All the unpleasant things I plan to do to him, all the things I wish he could have just done. But he was too much of a coward to admit his own wretchedness he chose and just swallowed his saliva of apologies. I could just spit at his face with such distaste! It enrages me the idea of that woman! that home wrecker stealing my role nurturing and caring for the man I swore I’ll only love. I hurt a hundred more times as I empathize with my children, our children experiencing this kind of injustice of fate. It’s all Harold’s fault!
The manometer rises.
If not for me then just for the children. He’s ignorant of sacrifices. What kind of father is he! I felt my ears red with the rush of disgusting images that flashes my imagination of what Harold and that woman do! My fingers grip tightens every pump. I’m about to burst with this outrageous scenario!
“Harold, you’re a terrible person!”, my voice is low but intense enough for him to hear and understand. “You’re a failure as a father! You don’t understand sacrifice because you let your family suffer your immature pursuit of your desire, no, your lust!”, I paused and focused my eyes on the meter while my ears on the snap. “If ever that woman of yours bore a child, I swear to God, I swear to the good Lord..”

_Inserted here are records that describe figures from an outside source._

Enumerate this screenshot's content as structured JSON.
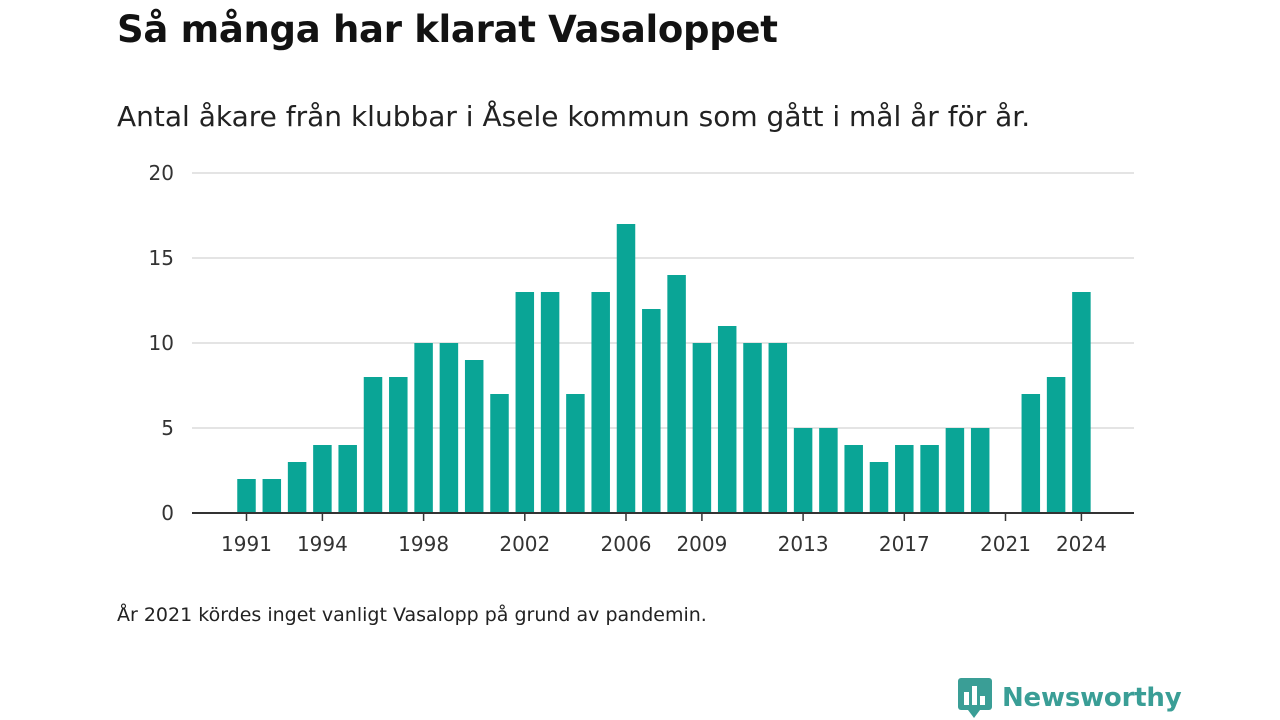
{
  "title": "Så många har klarat Vasaloppet",
  "subtitle": "Antal åkare från klubbar i Åsele kommun som gått i mål år för år.",
  "note": "År 2021 kördes inget vanligt Vasalopp på grund av pandemin.",
  "brand": {
    "name": "Newsworthy",
    "icon": "newsworthy-logo-icon"
  },
  "colors": {
    "bar": "#0aa596",
    "grid": "#dcdcdc",
    "axis": "#333333",
    "brand": "#3a9e96"
  },
  "chart_data": {
    "type": "bar",
    "title": "Så många har klarat Vasaloppet",
    "xlabel": "",
    "ylabel": "",
    "ylim": [
      0,
      20
    ],
    "yticks": [
      0,
      5,
      10,
      15,
      20
    ],
    "xticks": [
      1991,
      1994,
      1998,
      2002,
      2006,
      2009,
      2013,
      2017,
      2021,
      2024
    ],
    "grid": true,
    "categories": [
      1991,
      1992,
      1993,
      1994,
      1995,
      1996,
      1997,
      1998,
      1999,
      2000,
      2001,
      2002,
      2003,
      2004,
      2005,
      2006,
      2007,
      2008,
      2009,
      2010,
      2011,
      2012,
      2013,
      2014,
      2015,
      2016,
      2017,
      2018,
      2019,
      2020,
      2021,
      2022,
      2023,
      2024
    ],
    "values": [
      2,
      2,
      3,
      4,
      4,
      8,
      8,
      10,
      10,
      9,
      7,
      13,
      13,
      7,
      13,
      17,
      12,
      14,
      10,
      11,
      10,
      10,
      5,
      5,
      4,
      3,
      4,
      4,
      5,
      5,
      0,
      7,
      8,
      13
    ]
  }
}
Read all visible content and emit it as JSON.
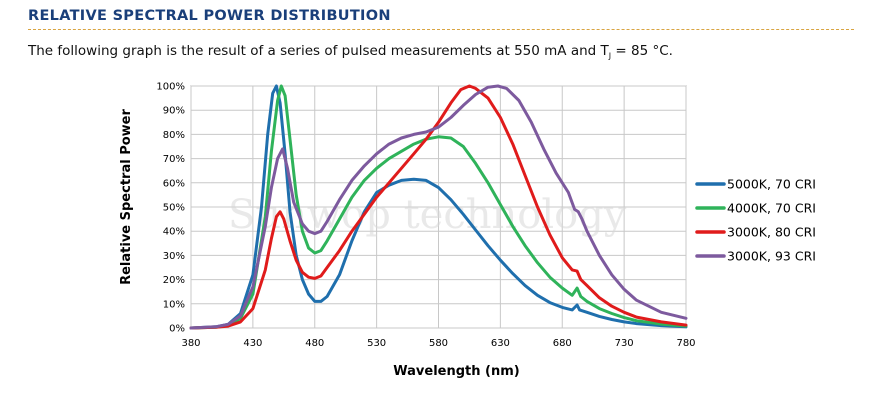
{
  "header": {
    "title": "RELATIVE SPECTRAL POWER DISTRIBUTION",
    "caption_before": "The following graph is the result of a series of pulsed measurements at 550 mA and T",
    "caption_sub": "J",
    "caption_after": " = 85 °C."
  },
  "watermark": "Sunwop technology",
  "colors": {
    "series_5000K": "#1f6fad",
    "series_4000K": "#2fb35a",
    "series_3000K_80": "#e01b1b",
    "series_3000K_93": "#7d5a9e",
    "title": "#1a3f7a",
    "rule": "#d9a441"
  },
  "chart_data": {
    "type": "line",
    "title": "",
    "xlabel": "Wavelength (nm)",
    "ylabel": "Relative Spectral Power",
    "xlim": [
      380,
      780
    ],
    "ylim": [
      0,
      100
    ],
    "x_ticks": [
      "380",
      "430",
      "480",
      "530",
      "580",
      "630",
      "680",
      "730",
      "780"
    ],
    "y_ticks": [
      "0%",
      "10%",
      "20%",
      "30%",
      "40%",
      "50%",
      "60%",
      "70%",
      "80%",
      "90%",
      "100%"
    ],
    "grid": true,
    "legend_position": "right",
    "series": [
      {
        "name": "5000K, 70 CRI",
        "color": "#1f6fad",
        "points": [
          [
            380,
            0
          ],
          [
            400,
            0.5
          ],
          [
            410,
            1.5
          ],
          [
            420,
            6
          ],
          [
            430,
            22
          ],
          [
            437,
            50
          ],
          [
            442,
            80
          ],
          [
            446,
            97
          ],
          [
            449,
            100
          ],
          [
            452,
            93
          ],
          [
            456,
            72
          ],
          [
            460,
            48
          ],
          [
            465,
            30
          ],
          [
            470,
            20
          ],
          [
            475,
            14
          ],
          [
            480,
            11
          ],
          [
            485,
            11
          ],
          [
            490,
            13
          ],
          [
            500,
            22
          ],
          [
            510,
            36
          ],
          [
            520,
            48
          ],
          [
            530,
            56
          ],
          [
            540,
            59
          ],
          [
            550,
            61
          ],
          [
            560,
            61.5
          ],
          [
            570,
            61
          ],
          [
            580,
            58
          ],
          [
            590,
            53
          ],
          [
            600,
            47
          ],
          [
            610,
            40.5
          ],
          [
            620,
            34
          ],
          [
            630,
            28
          ],
          [
            640,
            22.5
          ],
          [
            650,
            17.5
          ],
          [
            660,
            13.5
          ],
          [
            670,
            10.5
          ],
          [
            680,
            8.5
          ],
          [
            688,
            7.5
          ],
          [
            692,
            9.5
          ],
          [
            694,
            7.5
          ],
          [
            700,
            6.5
          ],
          [
            710,
            4.8
          ],
          [
            720,
            3.5
          ],
          [
            730,
            2.5
          ],
          [
            740,
            1.8
          ],
          [
            760,
            1
          ],
          [
            780,
            0.5
          ]
        ]
      },
      {
        "name": "4000K, 70 CRI",
        "color": "#2fb35a",
        "points": [
          [
            380,
            0
          ],
          [
            400,
            0.3
          ],
          [
            410,
            1
          ],
          [
            420,
            4
          ],
          [
            430,
            14
          ],
          [
            440,
            46
          ],
          [
            445,
            73
          ],
          [
            450,
            94
          ],
          [
            453,
            100
          ],
          [
            456,
            96
          ],
          [
            460,
            78
          ],
          [
            465,
            55
          ],
          [
            470,
            40
          ],
          [
            475,
            33
          ],
          [
            480,
            31
          ],
          [
            485,
            32
          ],
          [
            490,
            36
          ],
          [
            500,
            45
          ],
          [
            510,
            54
          ],
          [
            520,
            61
          ],
          [
            530,
            66
          ],
          [
            540,
            70
          ],
          [
            550,
            73
          ],
          [
            560,
            76
          ],
          [
            570,
            78
          ],
          [
            580,
            79
          ],
          [
            590,
            78.5
          ],
          [
            600,
            75
          ],
          [
            610,
            68
          ],
          [
            620,
            60
          ],
          [
            630,
            51
          ],
          [
            640,
            42
          ],
          [
            650,
            34
          ],
          [
            660,
            27
          ],
          [
            670,
            21
          ],
          [
            680,
            16.5
          ],
          [
            688,
            13.5
          ],
          [
            692,
            16.5
          ],
          [
            695,
            13
          ],
          [
            700,
            11
          ],
          [
            710,
            8
          ],
          [
            720,
            6
          ],
          [
            730,
            4.3
          ],
          [
            740,
            3
          ],
          [
            760,
            1.6
          ],
          [
            780,
            0.8
          ]
        ]
      },
      {
        "name": "3000K, 80 CRI",
        "color": "#e01b1b",
        "points": [
          [
            380,
            0
          ],
          [
            400,
            0.3
          ],
          [
            410,
            0.8
          ],
          [
            420,
            2.5
          ],
          [
            430,
            8
          ],
          [
            440,
            24
          ],
          [
            445,
            37
          ],
          [
            449,
            46
          ],
          [
            452,
            48
          ],
          [
            455,
            45
          ],
          [
            460,
            36
          ],
          [
            465,
            28
          ],
          [
            470,
            23
          ],
          [
            475,
            21
          ],
          [
            480,
            20.5
          ],
          [
            485,
            21.5
          ],
          [
            490,
            25
          ],
          [
            500,
            32
          ],
          [
            510,
            40
          ],
          [
            520,
            47
          ],
          [
            530,
            54
          ],
          [
            540,
            60
          ],
          [
            550,
            66
          ],
          [
            560,
            72
          ],
          [
            570,
            78
          ],
          [
            580,
            85
          ],
          [
            590,
            93
          ],
          [
            598,
            98.5
          ],
          [
            605,
            100
          ],
          [
            610,
            99
          ],
          [
            620,
            95
          ],
          [
            630,
            87
          ],
          [
            640,
            76
          ],
          [
            650,
            63
          ],
          [
            660,
            50
          ],
          [
            670,
            38.5
          ],
          [
            680,
            29
          ],
          [
            688,
            24
          ],
          [
            692,
            23.5
          ],
          [
            695,
            20
          ],
          [
            700,
            17.5
          ],
          [
            710,
            12.5
          ],
          [
            720,
            9
          ],
          [
            730,
            6.5
          ],
          [
            740,
            4.5
          ],
          [
            760,
            2.5
          ],
          [
            780,
            1.2
          ]
        ]
      },
      {
        "name": "3000K, 93 CRI",
        "color": "#7d5a9e",
        "points": [
          [
            380,
            0
          ],
          [
            400,
            0.5
          ],
          [
            410,
            1.5
          ],
          [
            420,
            5
          ],
          [
            430,
            17
          ],
          [
            440,
            42
          ],
          [
            445,
            58
          ],
          [
            450,
            70
          ],
          [
            454,
            74
          ],
          [
            458,
            66
          ],
          [
            463,
            52
          ],
          [
            470,
            43
          ],
          [
            475,
            40
          ],
          [
            480,
            39
          ],
          [
            485,
            40
          ],
          [
            490,
            44
          ],
          [
            500,
            53
          ],
          [
            510,
            61
          ],
          [
            520,
            67
          ],
          [
            530,
            72
          ],
          [
            540,
            76
          ],
          [
            550,
            78.5
          ],
          [
            560,
            80
          ],
          [
            570,
            81
          ],
          [
            580,
            83
          ],
          [
            590,
            87
          ],
          [
            600,
            92
          ],
          [
            610,
            96.5
          ],
          [
            620,
            99.5
          ],
          [
            628,
            100
          ],
          [
            635,
            99
          ],
          [
            645,
            94
          ],
          [
            655,
            85
          ],
          [
            665,
            74
          ],
          [
            675,
            64
          ],
          [
            685,
            56
          ],
          [
            690,
            49
          ],
          [
            693,
            48
          ],
          [
            696,
            45
          ],
          [
            700,
            40
          ],
          [
            710,
            30
          ],
          [
            720,
            22
          ],
          [
            730,
            16
          ],
          [
            740,
            11.5
          ],
          [
            760,
            6.5
          ],
          [
            780,
            4
          ]
        ]
      }
    ]
  }
}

Janice the intern interrupted, “Mr. Rosario your wife is safe now. The baby too is safe.”
I released the air valve and set down the stethoscope. My eyes are flaring with anger. I thought I saw in Harold’s apologetic eyes struggling to meet mine. It wasn’t stronger than this indignation. I mechanically stood up and checked the paper. The header reads ‘Mother of Sorrow General Hospital’, I read all the way down.
I heard nothing other than a prolonged ringing in my ears. But the halls are busy now with people being rushed in, nurses running, paging doctors over the p.a., some sobbing. I stood still as a statue with the impious papers still on my hands.
“Mom.”, Jacob said shakily with his hand on my right shoulder as if holding me back. I didn’t notice him enter the room with Janice. I’ve foreseen the next scenes in my head. I waited to feel my limbs. Harold just lies there. I’m not sure how long.